Варькины угрозы и слова Антонины Максимовны мгновенно разлетелись по улице. Первый раз я видел, как бабушка смеялась, а вместе с ней смеялись все женщины на нашем крыльце.
Береле поутих. Он пробегал мимо нашего дома, когда направлялся на базар, и уже с гордостью не сообщал всем, что идёт на службу. И на велосипеде его никто не видел, наверное, ремонтировал его. Так продолжалось месяца три, а может, больше. Потом Береле стал оживать. Он снова ездил на велосипеде, и однажды женщины на нашем крыльце увидели, как Береле идёт с базара, и на руле его велосипеда висят две сумки застройщицы, а сама она шла рядом и о чём-то с ним разговаривала.
Застройщицей её называли потому, что свой дом она поставила позже остальных. Муж у неё умер, и она одна растила сына и дочку. На нашем крыльце она никогда не появлялась и в уличных посиделках не участвовала, хватало, видно, у неё домашней работы, и о похождениях Береле ничего не знала.
Береле теперь каждый раз подвозил с базара её сумки и с улыбкой говорил моей бабушке:
– Надо же помочь одинокой женщине. На то мы и мужчины.
Потом люди стали замечать, что и застройщица стала заходить в гости к Береле. Не ему же ходить к ней – там сын и дочка.
А Варька теперь, когда шла на фабрику или возвращалась домой, заходила на улицу с другой стороны, чтобы даже случайно не встретиться с Антониной Максимовной. Но однажды они всё же столкнулись где-то в городе.

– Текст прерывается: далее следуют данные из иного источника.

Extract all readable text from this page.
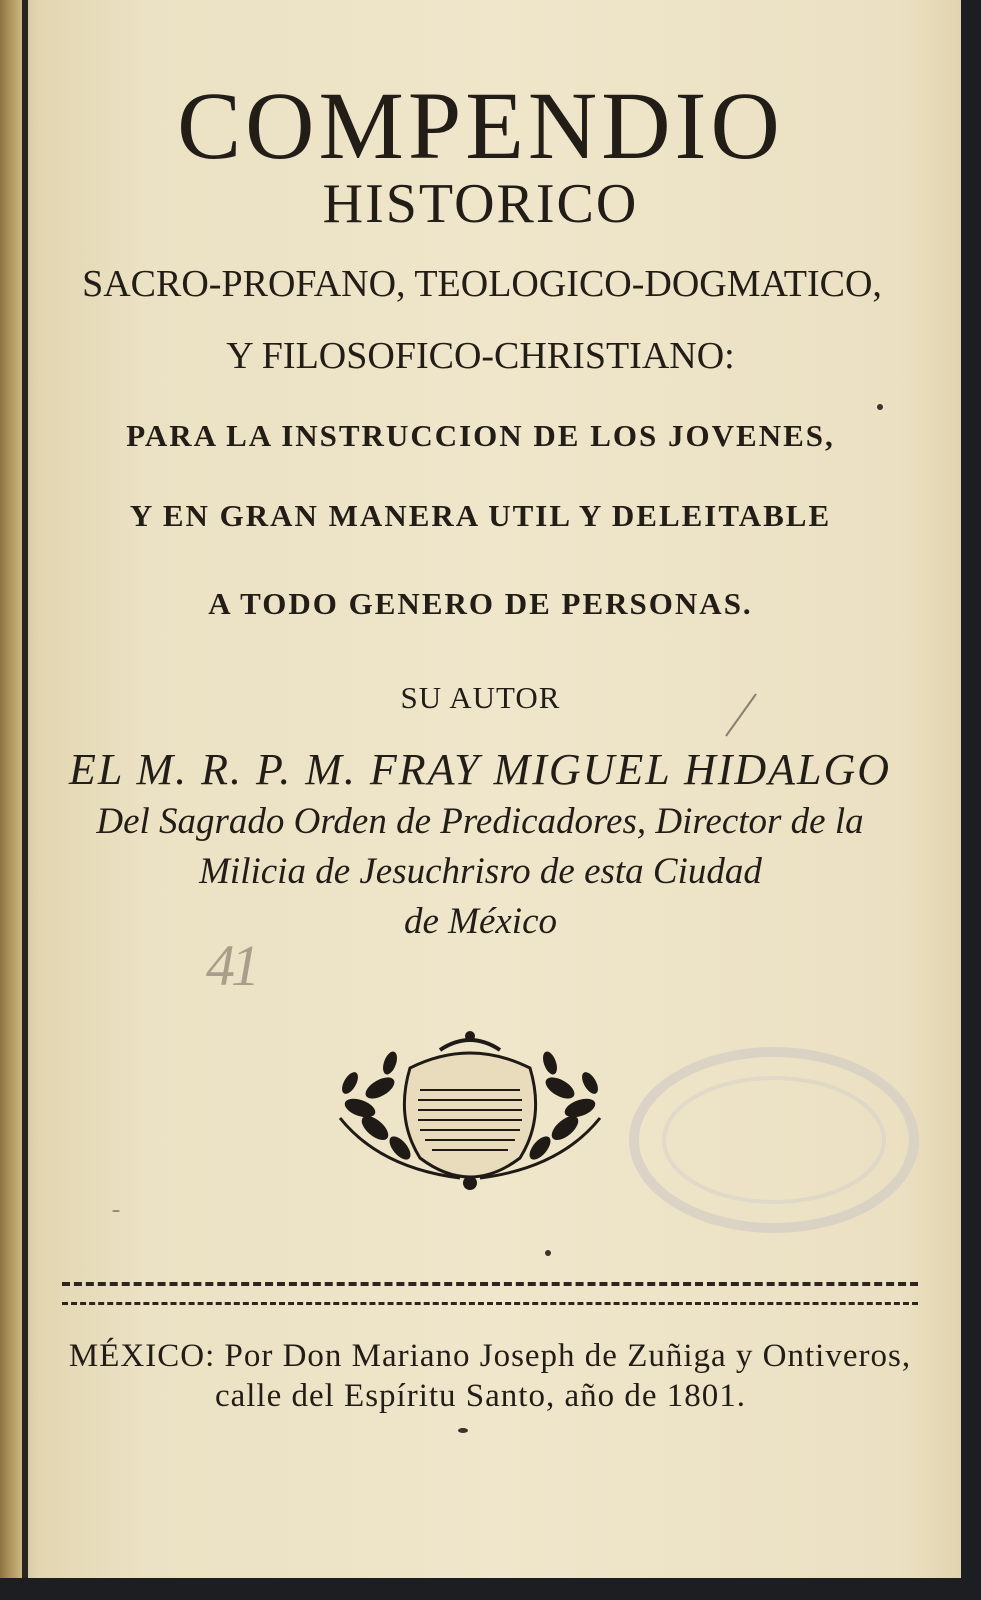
COMPENDIO
HISTORICO
SACRO-PROFANO, TEOLOGICO-DOGMATICO,
Y FILOSOFICO-CHRISTIANO:
PARA LA INSTRUCCION DE LOS JOVENES,
Y EN GRAN MANERA UTIL Y DELEITABLE
A TODO GENERO DE PERSONAS.
SU AUTOR
EL M. R. P. M. FRAY MIGUEL HIDALGO
Del Sagrado Orden de Predicadores, Director de la
Milicia de Jesuchrisro de esta Ciudad
de México
41
MÉXICO: Por Don Mariano Joseph de Zuñiga y Ontiveros,
calle del Espíritu Santo, año de 1801.
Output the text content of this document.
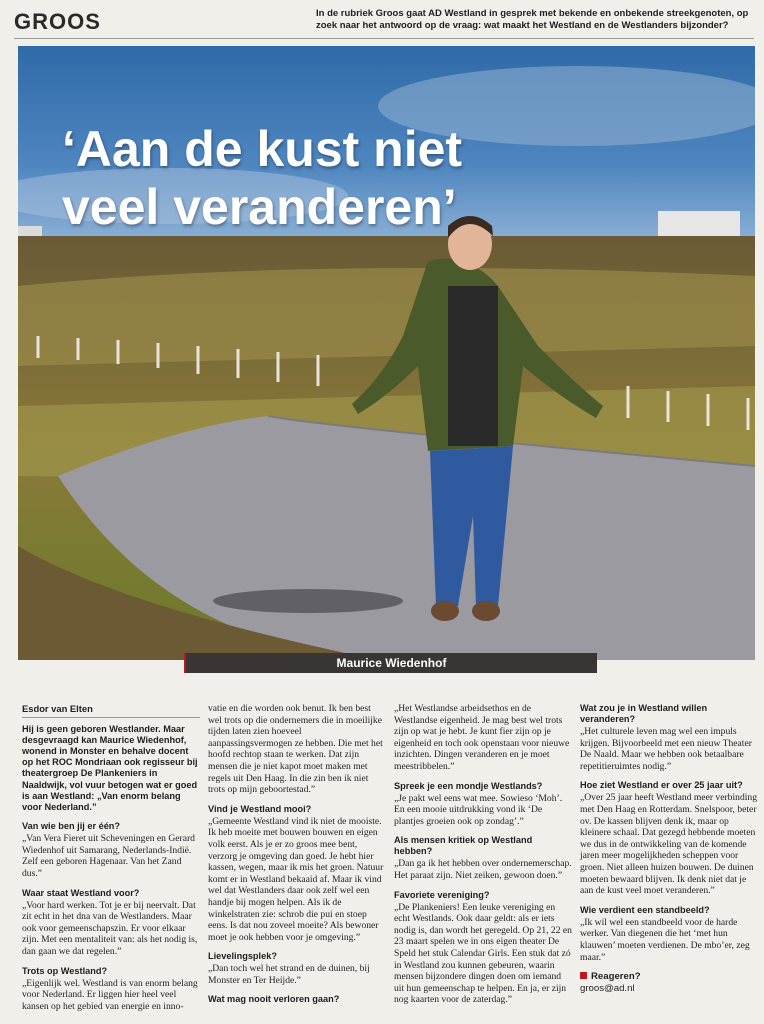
GROOS	In de rubriek Groos gaat AD Westland in gesprek met bekende en onbekende streekgenoten, op zoek naar het antwoord op de vraag: wat maakt het Westland en de Westlanders bijzonder?
‘Aan de kust niet
veel veranderen’
Maurice Wiedenhof
Esdor van Elten

Hij is geen geboren Westlander. Maar desgevraagd kan Maurice Wiedenhof, wonend in Monster en behalve docent op het ROC Mondriaan ook regisseur bij theatergroep De Plankeniers in Naaldwijk, vol vuur betogen wat er goed is aan Westland: „Van enorm belang voor Nederland.”

Van wie ben jij er één?

„Van Vera Fieret uit Scheveningen en Gerard Wiedenhof uit Samarang, Nederlands-Indië. Zelf een geboren Hagenaar. Van het Zand dus.”

Waar staat Westland voor?

„Voor hard werken. Tot je er bij neervalt. Dat zit echt in het dna van de Westlanders. Maar ook voor gemeenschapszin. Er voor elkaar zijn. Met een mentaliteit van: als het nodig is, dan gaan we dat regelen.”

Trots op Westland?

„Eigenlijk wel. Westland is van enorm belang voor Nederland. Er liggen hier heel veel kansen op het gebied van energie en inno-

vatie en die worden ook benut. Ik ben best wel trots op die ondernemers die in moeilijke tijden laten zien hoeveel aanpassingsvermogen ze hebben. Die met het hoofd rechtop staan te werken. Dat zijn mensen die je niet kapot moet maken met regels uit Den Haag. In die zin ben ik niet trots op mijn geboortestad.”

Vind je Westland mooi?

„Gemeente Westland vind ik niet de mooiste. Ik heb moeite met bouwen bouwen en eigen volk eerst. Als je er zo groos mee bent, verzorg je omgeving dan goed. Je hebt hier kassen, wegen, maar ik mis het groen. Natuur komt er in Westland bekaaid af. Maar ik vind wel dat Westlanders daar ook zelf wel een handje bij mogen helpen. Als ik de winkelstraten zie: schrob die pui en stoep eens. Is dat nou zoveel moeite? Als bewoner moet je ook hebben voor je omgeving.”

Lievelingsplek?

„Dan toch wel het strand en de duinen, bij Monster en Ter Heijde.”

Wat mag nooit verloren gaan?

„Het Westlandse arbeidsethos en de Westlandse eigenheid. Je mag best wel trots zijn op wat je hebt. Je kunt fier zijn op je eigenheid en toch ook openstaan voor nieuwe inzichten. Dingen veranderen en je moet meestribbelen.”

Spreek je een mondje Westlands?

„Je pakt wel eens wat mee. Sowieso ‘Moh’. En een mooie uitdrukking vond ik ‘De plantjes groeien ook op zondag’.”

Als mensen kritiek op Westland hebben?

„Dan ga ik het hebben over ondernemerschap. Het paraat zijn. Niet zeiken, gewoon doen.”

Favoriete vereniging?

„De Plankeniers! Een leuke vereniging en echt Westlands. Ook daar geldt: als er iets nodig is, dan wordt het geregeld. Op 21, 22 en 23 maart spelen we in ons eigen theater De Speld het stuk Calendar Girls. Een stuk dat zó in Westland zou kunnen gebeuren, waarin mensen bijzondere dingen doen om iemand uit hun gemeenschap te helpen. En ja, er zijn nog kaarten voor de zaterdag.”

Wat zou je in Westland willen veranderen?

„Het culturele leven mag wel een impuls krijgen. Bijvoorbeeld met een nieuw Theater De Naald. Maar we hebben ook betaalbare repetitieruimtes nodig.”

Hoe ziet Westland er over 25 jaar uit?

„Over 25 jaar heeft Westland meer verbinding met Den Haag en Rotterdam. Snelspoor, beter ov. De kassen blijven denk ik, maar op kleinere schaal. Dat gezegd hebbende moeten we dus in de ontwikkeling van de komende jaren meer mogelijkheden scheppen voor groen. Niet alleen huizen bouwen. De duinen moeten bewaard blijven. Ik denk niet dat je aan de kust veel moet veranderen.”

Wie verdient een standbeeld?

„Ik wil wel een standbeeld voor de harde werker. Van diegenen die het ‘met hun klauwen’ moeten verdienen. De mbo’er, zeg maar.”

Reageren?
groos@ad.nl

– Ну что, поделили мужика? – ехидно спросила Антонина Максимовна. – Зато всё честно, поровну – ни тебе, ни мне. Кукуй теперь одна, дура, – сказала она и пошла дальше.
***
На нашей улице было старинное кладбище. При мне на нём уже не хоронили. По-моему, где-то с тридцатых годов оно было закрытым.
Посередине кладбища сохранились развалины старинной часовни. С двух сторон оставался фундамент, сложенный из тёмно-оранжевого кирпича. Внутри фундамента – площадка, сплошь усеянная битым щебнем, кусками бетона, камнями, стеклом, огрызками досок. Она была метра на полтора ниже уровня земли. Летом мы туда с разгона прыгали, и это была вторая по отчаянности и глупости забава. Первой – бросание в костёр патронов, оставшихся после войны. Найти их можно было где угодно.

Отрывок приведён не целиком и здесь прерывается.